February 1, 2010

3 Min Read

Every time a consumer buys a tortilla platter or bag of corn chips to go with burgers, Larry Nun smiles.

Well, maybe not every time. But the Geneva, NE, grower counts on products made from food-grade corn to help him crunch on a 60¢/bu. or higher premium price for his white corn crop.

Nun and his father Donald have been in the food-corn production business for 20 years. First yellow, then white corn has helped them boost the bottom line on their 1,750-acre corn, soybean and wheat farm in eastern Nebraska.

“About 60% of our corn is irrigated and all of our irrigated corn is white food-grade corn,” says Nun. “White corn has always provided us with a nice premium. That's good for us, especially when we see depressed price for regular corn.”

The food corn is marketed through a regional Farmers Co-op elevator in Dorchester, NE. It is usually delivered between January and July of the following year, depending on contract delivery specifications. Until then it is stored on farm.

Marketing techniques vary. “We sometimes sell futures contracts to lock in that price, then wait to set the basis when it narrows,” says Nun. “White corn usually has a basis (difference between cash and futures prices) that's about 80¢ higher than the regular basis.

“So if the regular basis is 40¢ under for regular yellow corn, it runs about 20¢ over for white corn.”

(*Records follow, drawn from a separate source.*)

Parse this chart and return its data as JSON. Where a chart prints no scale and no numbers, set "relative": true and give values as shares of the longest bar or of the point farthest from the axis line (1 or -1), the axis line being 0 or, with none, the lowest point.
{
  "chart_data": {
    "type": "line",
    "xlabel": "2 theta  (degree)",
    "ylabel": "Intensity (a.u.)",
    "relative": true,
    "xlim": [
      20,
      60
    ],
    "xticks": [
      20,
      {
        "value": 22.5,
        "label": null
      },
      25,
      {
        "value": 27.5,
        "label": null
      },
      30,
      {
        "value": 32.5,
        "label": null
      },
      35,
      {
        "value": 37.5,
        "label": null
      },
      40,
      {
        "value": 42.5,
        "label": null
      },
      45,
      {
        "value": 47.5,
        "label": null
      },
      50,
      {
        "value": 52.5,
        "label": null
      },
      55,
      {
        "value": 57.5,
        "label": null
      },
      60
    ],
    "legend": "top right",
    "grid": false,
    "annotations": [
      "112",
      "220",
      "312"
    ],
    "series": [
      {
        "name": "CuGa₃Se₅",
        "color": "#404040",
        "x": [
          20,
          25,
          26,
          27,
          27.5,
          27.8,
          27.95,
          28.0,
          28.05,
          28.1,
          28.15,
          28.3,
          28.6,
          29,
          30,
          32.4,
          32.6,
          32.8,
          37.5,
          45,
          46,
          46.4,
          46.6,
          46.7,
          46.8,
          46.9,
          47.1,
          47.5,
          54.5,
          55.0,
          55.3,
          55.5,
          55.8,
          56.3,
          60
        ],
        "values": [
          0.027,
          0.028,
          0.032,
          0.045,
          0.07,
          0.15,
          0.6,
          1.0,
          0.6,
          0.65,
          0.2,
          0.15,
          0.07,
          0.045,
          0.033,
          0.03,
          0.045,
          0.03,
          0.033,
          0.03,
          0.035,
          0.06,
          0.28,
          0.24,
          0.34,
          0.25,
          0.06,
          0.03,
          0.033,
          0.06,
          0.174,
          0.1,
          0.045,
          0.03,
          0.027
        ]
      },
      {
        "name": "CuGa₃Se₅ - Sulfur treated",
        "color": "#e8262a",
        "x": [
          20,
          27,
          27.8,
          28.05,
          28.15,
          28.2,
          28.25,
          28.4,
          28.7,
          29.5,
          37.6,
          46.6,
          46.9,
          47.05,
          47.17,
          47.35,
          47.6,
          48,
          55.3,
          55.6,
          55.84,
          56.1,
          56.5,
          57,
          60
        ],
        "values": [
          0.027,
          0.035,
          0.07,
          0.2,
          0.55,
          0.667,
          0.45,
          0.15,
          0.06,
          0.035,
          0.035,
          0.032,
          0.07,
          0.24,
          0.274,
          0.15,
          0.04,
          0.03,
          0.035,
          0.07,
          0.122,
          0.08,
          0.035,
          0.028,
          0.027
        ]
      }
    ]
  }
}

WITH THAT TYPE of basis, Nun averaged $4.40-4.35/bu. for his 2009 crop. “We sold futures contracts throughout the year and finished them off when we saw the market rally in October (when December 2009 futures prices topped $4.10),” he says.

He also uses put options on occasion to secure a floor price until he is able to establish a basis. The October rally opened the door for some food-corn sales for the 2010 crop.

“I got some December 2010 puts bought (in the $4.25-4.35 range) in late October,” he says, guaranteeing him a floor price in that range. With the 60¢-higher basis, he could blow past $4.40-4.50 when he gets it set, likely after the harvest this fall. And if futures prices take off, he can take advantage of the upside swing and take additional profits.

While there are stout premiums for food corn, there is still very little in production. Markets are often limited. In Iowa, for example, a survey of specialty corn and soybean production in the mid-2000s showed there were about 450,000 acres of specialty corn grown — less than 4% of the state's production. White corn amounted to only 11,000 acres.

Chris Hurt, Purdue University Extension economist, reminds growers that they'll likely face more obligations for white or yellow food-corn contracts. “Generally, there are conditional functions the producer has to provide,” he says. “It may be cleaning out the combine, dedicated storage, deliveryat the call of the buyer and other stipulations.”

Hurt says food-corn varieties may not yield as well as conventional corn.

He encourages growers to “make sure of the financial integrity of the buyer of any specialty crop,” adding that while premiums are usually available for specialty crops, there may also be discounts.

“If for some reason there is a problem on the demand side for white corn or other food-grade corn, then your corn might be discounted instead of receiving a premium.”

Nun plants food corn at the same time he plants conventional corn, in April. He always applies a fungicide to get a jump on disease and insect pressure. “At harvest we dry it down to 14.5%.

“Food corn might take a little extra effort, but it's sure worth it with the types of premiums we receive,” Nun says.